Here, it is undisputed that after filing an administrative grievance. Plaintiff was [belatedly] given a written copy of the decisions to retain him on parole and [a belated] opportunity to appeal those decision. (Exhibit 2G). Thus, the alleged error was corrected and Plaintiff's due process rights "preserved" under both California and Ninth Circuit law. Therefore, under the only law addressing a parolee's due process rights regarding parole discharge decisions, Plaintiff received Due Process. Agent Erkenbrecher is thus entitled to qualified immunity because Plaintiff was afforded all the process due him under the only established law on the due process requirements afforded parolees under Penal Code Section 3001.

Summary Judgment briefing at 6.

With due respect, defendant's assertions are a non-sequitur. First, defendant assumes that the timing of the due process is irrelevant to the constitutional issue, i.e., that belated due process is as good as timely due process as long as the plaintiff ultimately lost the appeal. Defendant has mistaken the damages consequences of a belated upholding of the parole retention (no compensatory damages, only nominal damages)*fn3 for a belief that no violation of due process took place at all. Next, defendant asserts qualified immunity because no constitutional violation took place. However, due process has always contained the concept that one has the right to a meaningful hearing at a meaningful time. Schneider v. San Diego, 28 F.3d 89, 92 (9th Cir. 1994). The meaningful time in this case was the right to appeal the retention decision proximate to the making of the decision itself. To hold, as defendant would, that the right to appeal a parole retention is meaningful from a timeliness standpoint no matter if the parolee is not given notice of his right to appeal retention for a time up to and including the entirety of a lengthy parole period, is to hold that the right to appeal an earlier parole retention decision is entirely meaningless. Again, assuming existence of a liberty interest, no reasonable parole official could conclude that the law justified such a meaningless appeal, or that lack of notice was "just the breaks," i.e., non-actionable.
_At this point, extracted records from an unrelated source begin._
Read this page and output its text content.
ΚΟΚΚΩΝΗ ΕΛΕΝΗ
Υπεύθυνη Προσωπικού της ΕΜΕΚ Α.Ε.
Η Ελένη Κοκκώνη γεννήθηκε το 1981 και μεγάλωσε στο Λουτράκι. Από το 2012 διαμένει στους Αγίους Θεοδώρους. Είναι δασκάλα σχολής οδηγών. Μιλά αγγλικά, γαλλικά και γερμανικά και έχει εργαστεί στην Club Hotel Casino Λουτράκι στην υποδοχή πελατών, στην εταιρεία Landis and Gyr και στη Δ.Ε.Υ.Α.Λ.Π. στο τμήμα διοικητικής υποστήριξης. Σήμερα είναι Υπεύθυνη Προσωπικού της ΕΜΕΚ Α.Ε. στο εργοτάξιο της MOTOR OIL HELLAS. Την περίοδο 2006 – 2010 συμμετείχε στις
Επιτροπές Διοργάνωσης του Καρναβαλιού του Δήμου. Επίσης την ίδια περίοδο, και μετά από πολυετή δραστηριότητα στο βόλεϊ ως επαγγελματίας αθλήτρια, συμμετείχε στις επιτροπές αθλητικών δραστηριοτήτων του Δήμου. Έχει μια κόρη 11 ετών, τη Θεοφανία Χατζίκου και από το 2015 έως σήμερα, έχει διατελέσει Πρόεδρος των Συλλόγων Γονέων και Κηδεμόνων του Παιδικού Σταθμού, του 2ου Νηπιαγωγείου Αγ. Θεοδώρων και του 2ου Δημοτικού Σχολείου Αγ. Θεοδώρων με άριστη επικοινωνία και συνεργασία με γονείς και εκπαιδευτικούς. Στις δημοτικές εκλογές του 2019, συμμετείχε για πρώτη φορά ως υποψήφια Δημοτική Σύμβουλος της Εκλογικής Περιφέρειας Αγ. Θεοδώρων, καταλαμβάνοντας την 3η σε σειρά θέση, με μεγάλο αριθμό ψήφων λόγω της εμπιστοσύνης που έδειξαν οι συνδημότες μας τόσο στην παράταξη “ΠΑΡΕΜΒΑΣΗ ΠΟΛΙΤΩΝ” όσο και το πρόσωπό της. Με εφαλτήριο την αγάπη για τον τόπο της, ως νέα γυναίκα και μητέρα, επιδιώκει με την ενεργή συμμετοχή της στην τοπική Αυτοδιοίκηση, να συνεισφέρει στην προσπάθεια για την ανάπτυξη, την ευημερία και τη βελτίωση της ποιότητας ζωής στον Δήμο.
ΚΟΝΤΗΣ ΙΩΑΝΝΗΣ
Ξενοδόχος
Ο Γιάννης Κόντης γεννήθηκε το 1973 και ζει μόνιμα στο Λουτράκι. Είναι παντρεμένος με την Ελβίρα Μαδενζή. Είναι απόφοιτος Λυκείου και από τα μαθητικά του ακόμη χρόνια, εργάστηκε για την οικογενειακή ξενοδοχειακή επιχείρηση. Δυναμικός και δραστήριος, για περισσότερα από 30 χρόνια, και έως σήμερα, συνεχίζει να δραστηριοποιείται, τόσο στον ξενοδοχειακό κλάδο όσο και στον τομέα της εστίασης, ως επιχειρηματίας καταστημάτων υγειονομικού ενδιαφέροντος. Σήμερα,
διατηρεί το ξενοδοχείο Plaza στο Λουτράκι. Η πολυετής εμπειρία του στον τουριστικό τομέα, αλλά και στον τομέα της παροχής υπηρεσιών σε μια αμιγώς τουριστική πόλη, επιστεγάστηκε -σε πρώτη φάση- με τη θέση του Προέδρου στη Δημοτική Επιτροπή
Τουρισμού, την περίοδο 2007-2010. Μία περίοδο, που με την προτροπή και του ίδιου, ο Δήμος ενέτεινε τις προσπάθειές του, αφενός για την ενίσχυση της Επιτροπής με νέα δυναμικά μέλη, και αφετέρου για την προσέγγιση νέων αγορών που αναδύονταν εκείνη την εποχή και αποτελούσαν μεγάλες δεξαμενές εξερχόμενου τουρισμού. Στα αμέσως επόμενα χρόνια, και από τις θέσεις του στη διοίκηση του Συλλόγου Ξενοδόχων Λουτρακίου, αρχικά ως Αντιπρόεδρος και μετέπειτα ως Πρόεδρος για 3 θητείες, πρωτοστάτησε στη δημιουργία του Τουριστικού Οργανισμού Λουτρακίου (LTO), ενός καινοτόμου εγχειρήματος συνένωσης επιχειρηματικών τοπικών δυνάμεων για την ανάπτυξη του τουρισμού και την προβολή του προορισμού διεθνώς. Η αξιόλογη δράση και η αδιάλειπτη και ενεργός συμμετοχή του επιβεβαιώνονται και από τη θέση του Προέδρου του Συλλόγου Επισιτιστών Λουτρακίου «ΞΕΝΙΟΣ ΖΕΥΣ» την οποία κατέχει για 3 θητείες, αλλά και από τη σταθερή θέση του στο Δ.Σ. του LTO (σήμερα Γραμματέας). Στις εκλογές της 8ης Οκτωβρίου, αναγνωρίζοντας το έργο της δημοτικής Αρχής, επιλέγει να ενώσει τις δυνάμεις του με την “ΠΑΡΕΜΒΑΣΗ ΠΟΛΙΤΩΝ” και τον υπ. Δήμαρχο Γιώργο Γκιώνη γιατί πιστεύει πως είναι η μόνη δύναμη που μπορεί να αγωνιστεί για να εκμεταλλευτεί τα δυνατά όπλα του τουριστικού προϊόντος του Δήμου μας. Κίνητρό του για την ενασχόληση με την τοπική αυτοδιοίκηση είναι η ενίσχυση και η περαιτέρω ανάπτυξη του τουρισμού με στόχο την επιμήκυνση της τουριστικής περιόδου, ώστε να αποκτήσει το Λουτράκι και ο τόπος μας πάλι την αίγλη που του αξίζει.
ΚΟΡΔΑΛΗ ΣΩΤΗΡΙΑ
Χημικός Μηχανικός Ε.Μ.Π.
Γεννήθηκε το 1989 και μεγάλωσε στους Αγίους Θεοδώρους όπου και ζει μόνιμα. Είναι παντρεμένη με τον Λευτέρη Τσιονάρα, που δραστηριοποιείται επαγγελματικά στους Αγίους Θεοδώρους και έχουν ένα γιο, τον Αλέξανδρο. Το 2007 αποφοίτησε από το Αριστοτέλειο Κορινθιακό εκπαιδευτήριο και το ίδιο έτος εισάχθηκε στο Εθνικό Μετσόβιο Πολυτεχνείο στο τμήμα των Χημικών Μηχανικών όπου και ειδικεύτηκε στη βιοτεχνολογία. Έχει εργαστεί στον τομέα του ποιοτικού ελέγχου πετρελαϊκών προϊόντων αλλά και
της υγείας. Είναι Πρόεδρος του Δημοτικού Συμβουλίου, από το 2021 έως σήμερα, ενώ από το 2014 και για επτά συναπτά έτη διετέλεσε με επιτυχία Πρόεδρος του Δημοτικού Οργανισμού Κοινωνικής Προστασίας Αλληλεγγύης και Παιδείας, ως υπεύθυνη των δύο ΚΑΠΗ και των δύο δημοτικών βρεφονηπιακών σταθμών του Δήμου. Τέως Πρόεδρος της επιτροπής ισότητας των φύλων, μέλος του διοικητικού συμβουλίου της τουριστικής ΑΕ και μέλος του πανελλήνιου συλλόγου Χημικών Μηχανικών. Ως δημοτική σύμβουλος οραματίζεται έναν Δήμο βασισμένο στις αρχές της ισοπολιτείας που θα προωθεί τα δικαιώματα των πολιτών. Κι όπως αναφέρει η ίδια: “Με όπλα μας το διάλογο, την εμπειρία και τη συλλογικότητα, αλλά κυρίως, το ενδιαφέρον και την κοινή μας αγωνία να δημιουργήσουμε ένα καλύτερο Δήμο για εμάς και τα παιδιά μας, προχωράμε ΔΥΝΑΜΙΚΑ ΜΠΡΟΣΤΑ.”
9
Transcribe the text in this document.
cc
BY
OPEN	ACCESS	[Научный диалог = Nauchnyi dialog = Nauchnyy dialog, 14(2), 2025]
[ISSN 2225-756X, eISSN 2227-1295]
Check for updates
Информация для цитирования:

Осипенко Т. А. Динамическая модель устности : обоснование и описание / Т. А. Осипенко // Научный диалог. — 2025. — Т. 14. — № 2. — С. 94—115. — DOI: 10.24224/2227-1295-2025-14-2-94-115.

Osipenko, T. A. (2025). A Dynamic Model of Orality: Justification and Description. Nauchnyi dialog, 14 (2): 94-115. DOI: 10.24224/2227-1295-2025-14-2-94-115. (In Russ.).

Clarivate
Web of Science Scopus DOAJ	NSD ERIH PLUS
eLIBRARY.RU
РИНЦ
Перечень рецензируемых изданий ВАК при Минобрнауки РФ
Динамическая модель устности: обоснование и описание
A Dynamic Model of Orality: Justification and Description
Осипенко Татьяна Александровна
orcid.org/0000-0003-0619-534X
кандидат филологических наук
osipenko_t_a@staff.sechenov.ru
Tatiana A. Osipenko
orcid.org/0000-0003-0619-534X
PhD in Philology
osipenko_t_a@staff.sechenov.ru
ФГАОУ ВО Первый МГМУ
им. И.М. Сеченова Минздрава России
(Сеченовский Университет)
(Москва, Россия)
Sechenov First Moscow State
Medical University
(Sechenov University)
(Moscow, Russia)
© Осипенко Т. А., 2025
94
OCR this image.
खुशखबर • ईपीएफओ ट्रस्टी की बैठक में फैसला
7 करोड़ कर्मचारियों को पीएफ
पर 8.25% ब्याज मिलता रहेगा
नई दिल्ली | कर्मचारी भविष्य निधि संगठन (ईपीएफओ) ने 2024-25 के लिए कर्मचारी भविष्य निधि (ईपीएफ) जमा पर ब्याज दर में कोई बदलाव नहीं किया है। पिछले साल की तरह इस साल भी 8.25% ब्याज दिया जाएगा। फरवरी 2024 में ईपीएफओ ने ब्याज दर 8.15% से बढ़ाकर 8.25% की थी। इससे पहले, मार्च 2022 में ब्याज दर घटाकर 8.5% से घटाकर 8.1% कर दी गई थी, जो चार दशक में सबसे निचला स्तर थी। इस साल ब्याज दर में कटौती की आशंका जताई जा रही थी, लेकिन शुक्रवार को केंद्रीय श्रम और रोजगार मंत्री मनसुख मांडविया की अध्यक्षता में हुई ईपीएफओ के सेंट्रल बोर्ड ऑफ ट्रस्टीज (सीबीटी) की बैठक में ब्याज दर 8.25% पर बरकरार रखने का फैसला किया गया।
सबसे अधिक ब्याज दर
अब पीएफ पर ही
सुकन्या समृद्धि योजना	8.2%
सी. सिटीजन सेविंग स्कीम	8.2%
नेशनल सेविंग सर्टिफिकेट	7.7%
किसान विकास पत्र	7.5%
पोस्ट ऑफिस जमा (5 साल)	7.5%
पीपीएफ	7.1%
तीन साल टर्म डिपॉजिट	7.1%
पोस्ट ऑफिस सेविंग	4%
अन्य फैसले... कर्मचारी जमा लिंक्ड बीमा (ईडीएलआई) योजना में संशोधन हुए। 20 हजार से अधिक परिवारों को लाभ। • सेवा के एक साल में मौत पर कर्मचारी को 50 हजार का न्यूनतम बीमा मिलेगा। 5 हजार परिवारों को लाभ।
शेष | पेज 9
Thus, under the well known standards of qualified immunity -- was a constitutional right violated of which a reasonable official would have known, defendant Erkenbrecher is not entitled to claim such.

As noted above, plaintiff cannot claim compensatory damages. At best, after further efforts of the parties, and bringing in a jury to hear the matter, and perhaps with further appeals, plaintiff can recover one or two dollars as nominal damages. It seems perverse in these times of budget deficits and cutting of social programs that the amount of judicial resources and tax payer dollars may well require an expenditure thousands of times in excess of the potential recovery. However, the law requires such, and practicality does not enter into the equation.

Conclusion

Accordingly, IT IS HEREBY ORDERED that plaintiff's motion to conduct additional discovery (no. 60) is denied;

IT IS HEREBY RECOMMENDED that defendant's motion for summary judgment (no. 57) be denied.

These findings and recommendations are submitted to the United States District Judge assigned to the case, pursuant to the provisions of 28 U.S.C. § 636(b)(l). Within twentyone days after being served with these findings and recommendations, any party may file written objections with the court and serve a copy on all parties. Such a document should be captioned "Objections to Magistrate Judge's Findings and Recommendations." Any reply to the objections shall be served and filed within seven days after service of the objections. The parties are advised that failure to file objections within the specified time may waive the right to appeal the District Court's order. Martinez v. Ylst, 951 F.2d 1153 (9th Cir. 1991).